Sad enough it was that, as he shifted his glance from the watch, which ticked loud enough to wake a farmhand in the middle of the day, he found those Spanish eyes which had been so lost in studying him. In the glow and glisten of the evening sun setting on the shores of Bordeaux, and flashing reflected golden light to the girl’s face, he saw that they were shining with tears, and though looking at him, appeared not to see him. In that moment the scrutiny of the little man’s mind was volatilized, and the Spanische, as she was ultimately called, began her career in the life of the money-master of St. Saviour’s.

It began by his immediately resenting the fact that she should be travelling in the forecastle. His mind imagined misfortune and a lost home through political troubles, for he quickly came to know that the girl and her father were Spanish; and to him, Spain was a place of martyrs and criminals. Criminals these could not be—one had but to look at the girl’s face; while the face of her worthless father might have been that of a friend of Philip IV. in the Escorial, so quiet and oppressed it seemed. Nobility was written on the placid, apathetic countenance, except when it was not under observation, and then the look of Cain took its place. Jean Jacques, however, was not likely to see that look; since Sebastian Dolores—that was his name—had observed from the first how the master-miller was impressed by his daughter, and he was set to turn it to account.

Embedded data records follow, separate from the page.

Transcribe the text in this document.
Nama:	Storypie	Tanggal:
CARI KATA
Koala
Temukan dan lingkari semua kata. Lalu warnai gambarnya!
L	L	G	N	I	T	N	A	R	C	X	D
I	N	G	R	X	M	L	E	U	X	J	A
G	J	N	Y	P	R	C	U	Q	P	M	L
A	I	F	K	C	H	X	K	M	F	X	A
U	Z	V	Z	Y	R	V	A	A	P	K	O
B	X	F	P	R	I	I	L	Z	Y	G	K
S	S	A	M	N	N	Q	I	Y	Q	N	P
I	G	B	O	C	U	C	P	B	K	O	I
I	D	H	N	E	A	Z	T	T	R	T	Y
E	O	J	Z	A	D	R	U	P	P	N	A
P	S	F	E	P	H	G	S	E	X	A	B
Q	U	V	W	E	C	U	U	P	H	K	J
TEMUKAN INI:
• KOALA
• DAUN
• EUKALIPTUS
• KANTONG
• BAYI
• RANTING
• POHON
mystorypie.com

Not that the father entered into an understanding with the girl. He knew her too well for that. He had a wholesome respect, not to say fear, of her; for when all else had failed, it was she who had arranged his escape from Spain, and who almost saved Carvillho Gonzales from being shot. She could have saved Gonzales, might have saved him, would have saved him, had she not been obliged to save her father. In the circumstances she could not save both.

Before the week was out Jean Jacques was possessed of as fine a tale of political persecution as mind could conceive, and, told as it was by Sebastian Dolores, his daughter did not seek to alter it, for she had her own purposes, and they were mixed. These refugees needed a friend, for they would land in Canada with only a few dollars, and Carmen Dolores loved her father well enough not to wish to see him again in such distress as he had endured in Cadiz. Also, Jean Jacques, the young, verdant, impressionable French Catholic, was like her Carvillho Gonzales, and she had loved her Carvillho in her own way very passionately, and—this much to her credit—quite chastely. So that she had no compunction in drawing the young money-master to her side, and keeping him there by such arts as such a woman possesses. These are remarkable after their kind. They are combined of a frankness as to the emotions, and such outer concessions to physical sensations, as make a painful combination against a mere man’s caution; even when that caution has a Norman origin.

More than once Jean Jacques was moved to tears, as the Ananias of Cadiz told his stories of persecution.